Correlation coefficients between VAS (VAS at the 2nd visit subtracted by VAS at the 1st visit) and ratio of absorbance (serum chemokine absorbance at the 2nd visit divided by serum chemokine absorbance at the 1st visit) were determined using the Spearman’s rank correlation test. P-values of < 0.05 were considered statistically significant.
Pruritus VAS score (mean±standard deviation) at the 1st visit in mild, moderate, and severe AD was 4.6 ± 0.74, 6.2 ± 0.8 and 4.8 ± 2.4, respectively (Fig. 1a). Pruritus VAS scores at two different visits are shown in Fig. 1b and example of serum chemokines levels in Fig. 1c and d. After the 8 weeks, pruritus was improved in 10 patients. In 4 patients, itch sensation got worse, while there was no change in pruritus in 3 patients. Only minor changes in chemokine levels occurred (all data not shown). The variations in pruritus correlated positively with the before and after ratio of serum TARC levels and negatively with ratio of I-TAC levels (Fig. 1e, f). On the other hand, absolute VAS scores did not significantly correlate with any serum chemokine levels (data not shown).

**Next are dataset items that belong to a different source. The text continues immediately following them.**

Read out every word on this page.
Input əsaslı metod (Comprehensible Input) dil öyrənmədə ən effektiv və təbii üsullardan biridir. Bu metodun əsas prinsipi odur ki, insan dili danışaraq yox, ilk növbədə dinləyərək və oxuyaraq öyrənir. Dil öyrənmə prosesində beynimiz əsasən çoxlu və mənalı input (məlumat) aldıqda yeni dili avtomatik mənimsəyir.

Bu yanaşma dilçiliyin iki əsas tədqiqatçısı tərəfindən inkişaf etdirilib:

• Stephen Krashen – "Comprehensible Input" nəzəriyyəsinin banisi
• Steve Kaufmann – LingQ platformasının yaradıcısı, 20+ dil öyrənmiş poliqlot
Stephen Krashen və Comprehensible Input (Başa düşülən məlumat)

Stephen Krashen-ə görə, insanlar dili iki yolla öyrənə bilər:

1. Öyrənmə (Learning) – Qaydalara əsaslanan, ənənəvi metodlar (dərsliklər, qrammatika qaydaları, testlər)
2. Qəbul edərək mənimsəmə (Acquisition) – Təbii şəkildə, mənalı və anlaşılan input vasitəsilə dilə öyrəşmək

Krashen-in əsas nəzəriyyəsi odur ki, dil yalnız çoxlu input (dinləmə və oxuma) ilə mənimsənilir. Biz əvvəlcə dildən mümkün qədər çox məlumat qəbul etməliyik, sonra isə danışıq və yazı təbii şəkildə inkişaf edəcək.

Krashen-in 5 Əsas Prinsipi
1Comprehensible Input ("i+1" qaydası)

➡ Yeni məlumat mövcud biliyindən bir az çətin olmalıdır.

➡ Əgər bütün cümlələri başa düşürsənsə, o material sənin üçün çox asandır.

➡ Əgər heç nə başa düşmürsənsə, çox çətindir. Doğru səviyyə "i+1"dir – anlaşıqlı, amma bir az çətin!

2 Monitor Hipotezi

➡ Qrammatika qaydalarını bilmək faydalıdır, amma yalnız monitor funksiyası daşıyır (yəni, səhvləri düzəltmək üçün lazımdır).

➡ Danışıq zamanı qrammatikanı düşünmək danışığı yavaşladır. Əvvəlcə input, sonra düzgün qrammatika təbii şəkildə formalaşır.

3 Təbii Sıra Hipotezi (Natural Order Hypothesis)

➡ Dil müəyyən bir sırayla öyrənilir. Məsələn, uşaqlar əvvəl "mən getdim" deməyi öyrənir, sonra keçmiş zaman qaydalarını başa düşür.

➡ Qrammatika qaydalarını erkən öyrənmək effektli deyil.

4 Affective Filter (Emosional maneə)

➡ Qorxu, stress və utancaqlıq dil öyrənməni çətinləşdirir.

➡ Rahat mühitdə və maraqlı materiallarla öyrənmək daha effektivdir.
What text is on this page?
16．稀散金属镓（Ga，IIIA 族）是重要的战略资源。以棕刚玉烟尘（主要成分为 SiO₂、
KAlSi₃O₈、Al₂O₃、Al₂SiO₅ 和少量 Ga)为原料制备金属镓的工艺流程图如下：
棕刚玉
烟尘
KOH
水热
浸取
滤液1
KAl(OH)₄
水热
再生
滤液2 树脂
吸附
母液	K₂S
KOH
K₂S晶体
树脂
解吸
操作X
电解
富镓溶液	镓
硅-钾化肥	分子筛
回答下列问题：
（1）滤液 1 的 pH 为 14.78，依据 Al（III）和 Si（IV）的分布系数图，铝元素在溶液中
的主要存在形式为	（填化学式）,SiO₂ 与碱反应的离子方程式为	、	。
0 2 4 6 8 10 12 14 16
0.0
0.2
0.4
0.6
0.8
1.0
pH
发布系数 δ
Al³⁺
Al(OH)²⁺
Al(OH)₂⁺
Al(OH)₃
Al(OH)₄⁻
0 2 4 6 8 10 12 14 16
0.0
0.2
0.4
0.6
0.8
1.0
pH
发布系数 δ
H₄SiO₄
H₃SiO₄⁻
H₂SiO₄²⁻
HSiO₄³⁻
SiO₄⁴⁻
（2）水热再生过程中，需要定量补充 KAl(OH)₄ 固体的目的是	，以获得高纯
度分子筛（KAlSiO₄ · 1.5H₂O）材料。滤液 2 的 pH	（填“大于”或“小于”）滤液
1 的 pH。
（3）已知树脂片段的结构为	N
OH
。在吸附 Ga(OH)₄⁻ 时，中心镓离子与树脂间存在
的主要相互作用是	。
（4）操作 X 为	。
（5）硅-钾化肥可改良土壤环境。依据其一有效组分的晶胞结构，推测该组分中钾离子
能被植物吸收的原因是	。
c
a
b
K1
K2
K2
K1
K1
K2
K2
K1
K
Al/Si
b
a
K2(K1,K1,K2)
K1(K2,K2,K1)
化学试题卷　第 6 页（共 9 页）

Variation in pruritus correlated with the ratio of serum TARC levels, and correlated inversely with that of serum I-TAC levels (Fig. 1e, f). Although TARC and I-TAC may not directly regulate pruritus in AD patients, it may be safely said that these chemokines are very sensitive disease markers of AD. Plenty of data have been accumulated to suggest that serum TARC levels reflect disease activity of AD (4, 10). The expression of TARC and MDC was reported to be higher in Langerhans cells from patients with AD than from patients with psoriasis (7). Moreover, TARC was reported to be superior to other markers of AD. When mRNA expression levels of 14 CC chemokines in the skin were examined, TARC and other two chemokines went along with eczema development in AD (11). Similary, out of 10 examined cytokines/chemokines, serum concentrations of TARC were increased in adult AD patients (12). These previous findings, together with our results, suggest that TARC is the most sensitive disease marker of AD. On the other hand, the role of I-TAC in the development of AD is yet to be investigated. It was previously reported that IFN-γ response was attenuated in monocyte-derived dendritic cells in patients with AD (13). Plasma levels of IP-10, another Th1 chemokine, tended to be decreased in severe AD compared to mild AD, although they were higher in AD patients than in normal controls (14). These previous studies suggest that Th1 chemokines might be expressed in response to Th2-mediated inflammation and that decrease in their expression might be associated with deterioration of AD.
Fig. 1. (a) Pruritus visual analogue scale (VAS) scores at the first visit of AD patients. (b) Pruritus VAS scores at two different visits. (c, d) Absorbance values of IFN-γ-inducible T-cell α-chemoattractant (I-TAC) (c) and thymus and activation-regulated chemokine (TARC) (d) at two different visits. Dotted lines represent the mean level of each chemokine in healthy controls. (e, f) Association between variations in VAS score and ratio of serum absorbance values of I-TAC (e) and TARC (f ) at the 2 observation time-points.
The authors declare no conflict of interest.